4.  給水の復旧状況 • 1週間後(3月18日):給水率 約30%
• 1か月後(4月11日):給水率 約80%
• 完全復旧まで:半年〜1年以上かかった地域もあり(特に津波被災地)

• 被災地では、津波や地震の影響で広範囲での水道施設が破壊され、長期間の断水が発生。
• 自衛隊や各自治体が給水車を派遣しましたが、道路の寸断や燃料不足の影響で配送が遅延。
• 海外からの救援物資(水や食品)は届きましたが、空港や港湾設備が被害を受け、被災地に運搬されるまでに時間がかかりました。

阪神・淡路大震災(1995年)における給水遅延

給水遅延の原因

発生日: 1995年1月17日(M7.3)
主な被害地域: 兵庫県神戸市・淡路島など

1. 広範囲での水道管破損 • 地震による揺れと液状化現象で 約100,000か所以上の水道管が破損。
• 神戸市では 全世帯の約90%が断水 する事態となる。
2. 復旧作業の困難さ • 神戸市は人口密集地で、水道管網が複雑だったため、復旧作業が難航。
• 地震による道路の寸断・倒壊により、作業員や資材の移動が困難。
3. 給水車の不足と輸送の遅れ • 全国からの給水車が集まったが、道路が寸断されており到着が遅れた。
• 特に震災直後は給水拠点の整備が追いつかず、一部地域では給水に数日〜1週間以上かかった。
4.  給水の復旧状況 • 1週間後(1月24日):給水率 20%
• 1か月後(2月17日):給水率 60%
• 完全復旧まで:3か月以上

 海外の事例

ハイチ地震(2010年)
• ハイチでは、地震後に水道設備が壊滅的なダメージを受け、多くの人が汚染された水を飲んだことでコレラが流行。
• 国連やNGOが緊急対応を行いましたが、物資が空港で滞留し、救援物資の配布が遅れる問題が発生しました。

その他の課題

• 物資輸送のインフラ問題
道路や港湾の損壊により、救援物資が被災地に届きにくくなる。
• 情報伝達の不足
被災者が給水所や配布場所の情報を得られず、水を受け取れない事態も発生。

災害時に備えて重要なポイント

1. 家庭での備蓄を徹底する。

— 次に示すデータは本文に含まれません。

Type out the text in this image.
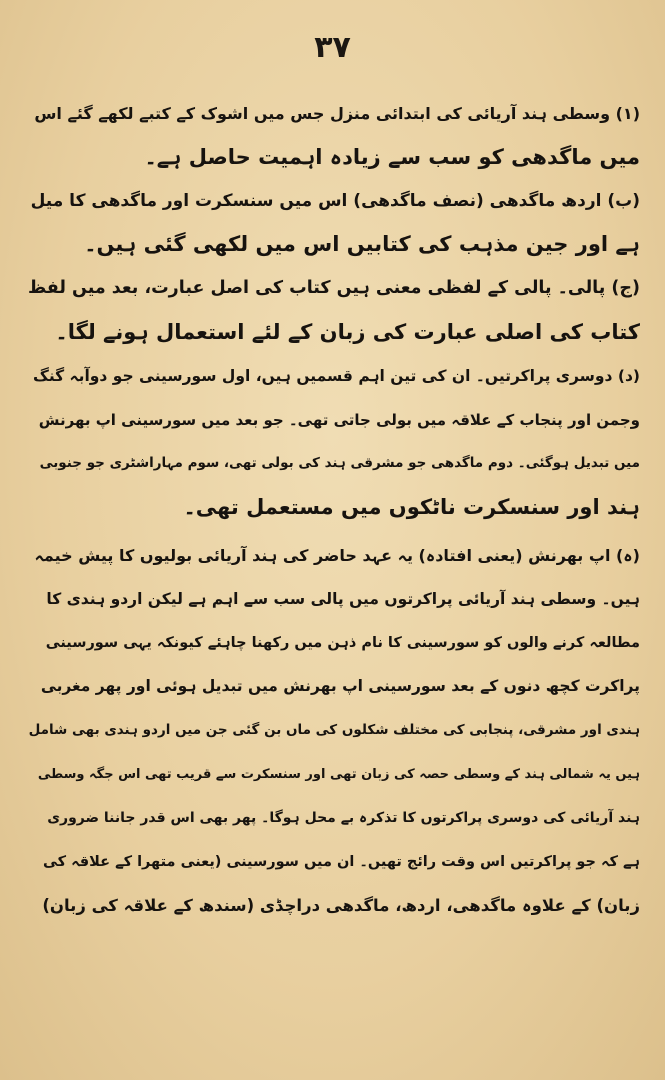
۳۷
(۱) وسطی ہند آریائی کی ابتدائی منزل جس میں اشوک کے کتبے لکھے گئے اس
میں ماگدھی کو سب سے زیادہ اہمیت حاصل ہے۔
(ب) اردھ ماگدھی (نصف ماگدھی) اس میں سنسکرت اور ماگدھی کا میل
ہے اور جین مذہب کی کتابیں اس میں لکھی گئی ہیں۔
(ج) پالی۔ پالی کے لفظی معنی ہیں کتاب کی اصل عبارت، بعد میں لفظ
کتاب کی اصلی عبارت کی زبان کے لئے استعمال ہونے لگا۔
(د) دوسری پراکرتیں۔ ان کی تین اہم قسمیں ہیں، اول سورسینی جو دوآبہ گنگ
وجمن اور پنجاب کے علاقہ میں بولی جاتی تھی۔ جو بعد میں سورسینی اپ بھرنش
میں تبدیل ہوگئی۔ دوم ماگدھی جو مشرقی ہند کی بولی تھی، سوم مہاراشٹری جو جنوبی
ہند اور سنسکرت ناٹکوں میں مستعمل تھی۔
(ہ) اپ بھرنش (یعنی افتادہ) یہ عہد حاضر کی ہند آریائی بولیوں کا پیش خیمہ
ہیں۔ وسطی ہند آریائی پراکرتوں میں پالی سب سے اہم ہے لیکن اردو ہندی کا
مطالعہ کرنے والوں کو سورسینی کا نام ذہن میں رکھنا چاہئے کیونکہ یہی سورسینی
پراکرت کچھ دنوں کے بعد سورسینی اپ بھرنش میں تبدیل ہوئی اور پھر مغربی
ہندی اور مشرقی، پنجابی کی مختلف شکلوں کی ماں بن گئی جن میں اردو ہندی بھی شامل
ہیں یہ شمالی ہند کے وسطی حصہ کی زبان تھی اور سنسکرت سے قریب تھی اس جگہ وسطی
ہند آریائی کی دوسری پراکرتوں کا تذکرہ بے محل ہوگا۔ پھر بھی اس قدر جاننا ضروری
ہے کہ جو پراکرتیں اس وقت رائج تھیں۔ ان میں سورسینی (یعنی متھرا کے علاقہ کی
زبان) کے علاوہ ماگدھی، اردھ، ماگدھی دراچڈی (سندھ کے علاقہ کی زبان)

特に長期保存可能な飲料水を確保。
2. 地域の防災訓練や自治体の給水計画を確認しておく。
3. 自衛隊や自治体、NGOが提供する支援の遅延を見越して、自分たちで数日分の水を用意する。
4.水のソリューションシステムの活用など、雨水や河川水を飲用可能な水にする手段を準備しておく。

 

災害時には自治体や国の支援に頼りつつも、自力で数日間を乗り切れる準備が求められます。